Garcia enlisted Dominguez to drive the trailer, and met him the following morning. Alerted by Dycus, FBI special agents observed Dominguez pulling out of the UPRR yard with the stolen cargo in tow. Lopez and Garcia, who were waiting in a gold Lexus parked across the street, led Dominguez to a private warehouse, where they instructed Dominguez to back up to a loading dock. At the same time, three men drove up in a Camaro. According to Dominguez's statement to FBI agents, Garcia and Lopez told the men to stay in the car, park in the shade and wait.
Garcia told the probation office that all codefendants participated in planning the offense. The presentence report writer concluded that no role adjustment was warranted. Nonetheless, the district court concluded that Garcia was a leader, relying upon, "the totality of everything I know about this case," including Dominguez' postarrest statements as well as testimony of Borroto and Dycus offered at the trial of codefendant Lopez. Garcia argues that Dominguez's statements are unreliable because Dominguez is a liar and uses drugs. He argues further that Borroto's and Dycus's testimony is unreliable because Garcia was not allowed to cross examine them. We reject these arguments.
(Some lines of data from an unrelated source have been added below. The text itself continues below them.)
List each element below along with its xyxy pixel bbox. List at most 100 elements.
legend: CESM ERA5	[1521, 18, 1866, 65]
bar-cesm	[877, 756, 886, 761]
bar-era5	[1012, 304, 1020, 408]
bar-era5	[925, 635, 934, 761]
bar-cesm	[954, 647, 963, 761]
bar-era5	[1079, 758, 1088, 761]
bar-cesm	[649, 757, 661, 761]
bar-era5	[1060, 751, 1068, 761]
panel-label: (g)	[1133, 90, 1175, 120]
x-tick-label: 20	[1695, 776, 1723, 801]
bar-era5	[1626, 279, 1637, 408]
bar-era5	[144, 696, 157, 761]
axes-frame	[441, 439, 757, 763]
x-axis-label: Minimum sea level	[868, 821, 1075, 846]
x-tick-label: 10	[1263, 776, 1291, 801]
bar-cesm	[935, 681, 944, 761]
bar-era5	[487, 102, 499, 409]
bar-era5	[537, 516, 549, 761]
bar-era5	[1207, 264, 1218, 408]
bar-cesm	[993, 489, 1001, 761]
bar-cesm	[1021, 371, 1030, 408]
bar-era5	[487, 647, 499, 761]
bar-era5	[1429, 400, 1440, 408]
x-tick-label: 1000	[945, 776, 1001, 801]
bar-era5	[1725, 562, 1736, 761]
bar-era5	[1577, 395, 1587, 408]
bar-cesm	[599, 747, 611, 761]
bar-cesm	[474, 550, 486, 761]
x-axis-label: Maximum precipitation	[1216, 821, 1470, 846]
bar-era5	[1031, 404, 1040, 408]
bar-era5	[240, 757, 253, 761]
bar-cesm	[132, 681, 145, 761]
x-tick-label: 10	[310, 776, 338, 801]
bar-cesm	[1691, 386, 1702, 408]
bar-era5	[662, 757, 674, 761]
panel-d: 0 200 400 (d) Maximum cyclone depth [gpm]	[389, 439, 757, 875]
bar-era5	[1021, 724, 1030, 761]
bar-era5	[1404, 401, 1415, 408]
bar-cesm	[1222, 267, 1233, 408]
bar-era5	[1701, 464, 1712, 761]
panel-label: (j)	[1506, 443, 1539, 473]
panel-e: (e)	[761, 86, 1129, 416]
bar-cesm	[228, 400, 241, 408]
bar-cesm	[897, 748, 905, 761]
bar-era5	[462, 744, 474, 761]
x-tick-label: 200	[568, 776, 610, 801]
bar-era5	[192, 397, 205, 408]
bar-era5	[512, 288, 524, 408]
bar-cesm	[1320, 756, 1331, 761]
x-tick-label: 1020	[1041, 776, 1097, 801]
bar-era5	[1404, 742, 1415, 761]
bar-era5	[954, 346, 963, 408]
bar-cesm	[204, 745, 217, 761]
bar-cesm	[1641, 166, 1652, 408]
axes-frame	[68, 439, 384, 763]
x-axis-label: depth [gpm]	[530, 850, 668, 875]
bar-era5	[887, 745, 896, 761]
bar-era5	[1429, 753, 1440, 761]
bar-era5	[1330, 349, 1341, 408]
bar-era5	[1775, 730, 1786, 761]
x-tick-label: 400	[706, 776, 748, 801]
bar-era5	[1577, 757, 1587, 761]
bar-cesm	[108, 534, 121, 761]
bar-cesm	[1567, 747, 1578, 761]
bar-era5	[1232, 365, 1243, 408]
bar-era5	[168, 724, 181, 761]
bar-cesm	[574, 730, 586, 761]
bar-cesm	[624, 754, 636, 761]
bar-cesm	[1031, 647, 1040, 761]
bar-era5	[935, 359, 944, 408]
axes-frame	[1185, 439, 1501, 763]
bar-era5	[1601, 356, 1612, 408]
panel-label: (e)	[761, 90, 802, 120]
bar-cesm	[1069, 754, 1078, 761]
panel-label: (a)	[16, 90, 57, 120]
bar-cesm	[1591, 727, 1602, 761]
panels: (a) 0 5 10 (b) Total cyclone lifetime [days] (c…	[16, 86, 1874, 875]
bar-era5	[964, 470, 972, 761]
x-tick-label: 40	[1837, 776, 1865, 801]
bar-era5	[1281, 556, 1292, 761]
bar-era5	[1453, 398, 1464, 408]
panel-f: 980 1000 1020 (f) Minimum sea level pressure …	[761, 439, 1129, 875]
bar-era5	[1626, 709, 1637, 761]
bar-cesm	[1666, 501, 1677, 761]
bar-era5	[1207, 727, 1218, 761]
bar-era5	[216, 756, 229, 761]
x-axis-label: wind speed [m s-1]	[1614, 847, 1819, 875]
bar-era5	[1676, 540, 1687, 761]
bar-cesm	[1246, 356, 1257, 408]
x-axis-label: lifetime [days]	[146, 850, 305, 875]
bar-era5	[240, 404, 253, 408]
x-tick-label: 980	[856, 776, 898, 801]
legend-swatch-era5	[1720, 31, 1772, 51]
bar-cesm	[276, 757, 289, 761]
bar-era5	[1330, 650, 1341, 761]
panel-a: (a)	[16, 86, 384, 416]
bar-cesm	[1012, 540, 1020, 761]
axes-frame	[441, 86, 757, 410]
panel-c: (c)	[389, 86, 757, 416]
We have approved a district court's consideration of hearsay evidence at sentencing in the face of a Confrontation Clause challenge. See Petty, 982 F.2d at 1365. We therefore hold that sworn testimony is sufficiently reliable to support a sentencing adjustment. We further hold that Dominguez's statement was reliable, despite his personal problems, in light of the corroborating evidence that Garcia organized this offense. The district court did not abuse its discretion by considering this information, see id. at 1369, and we discern no clear error in its conclusion, see Roberts, 5 F.3d at 371.